I mentioned on a previous post the importance of tailoring a message to the intended audience to achieve rapport and successful communication. In short, people understand messages that make sense to them. I did not mention that people's values and beliefs are critical for perfecting one's message. Factors like background, ethnicity, social and economic status, religion, and political affiliation play a vital role in how people perceive information. So, when a message is perfectly tailored, passed along, and understood, the communicator feels happy and satisfied, and assumes that the message will actually have some influence on someone's behavior. In the case of climate change, we assume that the audience realizes the importance of global warming, and will act accordingly.
What people think is important does not correlate with how they act, or with their level of direct engagement in activities. Talking specifically about climate change, a recent report from the Yale Project on Climate Change Communication found that environmental knowledge does not necessarily lead to a pro-environmental behavior. Another study on sustainable practices found that people who have very high levels of commitment to the environment at home are more likely to engage in less sustainable behaviors when vacationing. If you are anything like me, you are probably wondering how that can be (even as you nod to yourself, thinking "I really should be taking public transportation more often...").

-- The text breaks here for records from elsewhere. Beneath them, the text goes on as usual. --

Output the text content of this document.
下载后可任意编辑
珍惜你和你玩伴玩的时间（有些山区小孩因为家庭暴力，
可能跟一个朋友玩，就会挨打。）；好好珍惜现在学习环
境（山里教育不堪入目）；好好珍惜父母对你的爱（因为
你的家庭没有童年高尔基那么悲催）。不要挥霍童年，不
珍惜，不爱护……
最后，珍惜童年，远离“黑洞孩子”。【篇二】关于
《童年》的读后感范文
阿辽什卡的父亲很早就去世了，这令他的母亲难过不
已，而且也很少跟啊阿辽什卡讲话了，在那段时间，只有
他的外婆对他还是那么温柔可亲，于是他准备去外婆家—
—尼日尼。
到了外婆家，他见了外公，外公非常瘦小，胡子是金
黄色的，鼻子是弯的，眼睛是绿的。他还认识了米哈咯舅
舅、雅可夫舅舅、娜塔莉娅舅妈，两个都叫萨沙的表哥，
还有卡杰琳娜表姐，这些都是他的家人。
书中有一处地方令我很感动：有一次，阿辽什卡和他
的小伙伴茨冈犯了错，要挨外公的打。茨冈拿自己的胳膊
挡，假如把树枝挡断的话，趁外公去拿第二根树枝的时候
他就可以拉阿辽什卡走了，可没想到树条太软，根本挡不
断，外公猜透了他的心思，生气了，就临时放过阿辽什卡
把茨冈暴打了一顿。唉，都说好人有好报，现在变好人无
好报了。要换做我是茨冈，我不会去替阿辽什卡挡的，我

So, what gives? A possible explanation in a recent article discusses people's intrinsic and extrinsic values and how they shape people's beliefs and behaviors, especially in relation to climate change. It explains that extrinsic values highlight things such as image and social and financial status, while intrinsic values relate to closeness to friends and family and commitment to the community. The former are associated with lower levels of concern with, and commitment to, issues such as global poverty and biodiversity loss, while the latter are more likely to lead to actively addressing those challenges. It follows logically that if we want people to relate to environmental issues, and act accordingly, we should focus on intrinsic values. However, as the article states, sometimes organizations end up inadvertently appealing to people's extrinsic values, in order to get immediate (and frequently time-sensitive) results. Examples would be saving energy to save money -- an appeal to an extrinsic value, because people are just thinking of the money, not of reducing demand for energy and mitigate greenhouse gases in the long term (an intrinsic value), or protecting a certain habitat to keep the water supply -- an extrinsic value, because people only want to have water, not maintain ecosystem services or simply protect the environment at a larger scale (an intrinsic value).
Excessive focus on extrinsic values is probably behind the disconnect between knowledge and behavior on environmental issues. Very likely, once savings are not realized anymore, people would return to their energy usage ways, and if another source of water comes along, people would not care about that specific habitat anymore. So, the challenge to conservation practitioners is to find and use the right strategy, one that appeals to people's intrinsic values, to ensure success in the long run and show people the big picture. Maybe when we accomplish that, conservation will be easier to achieve.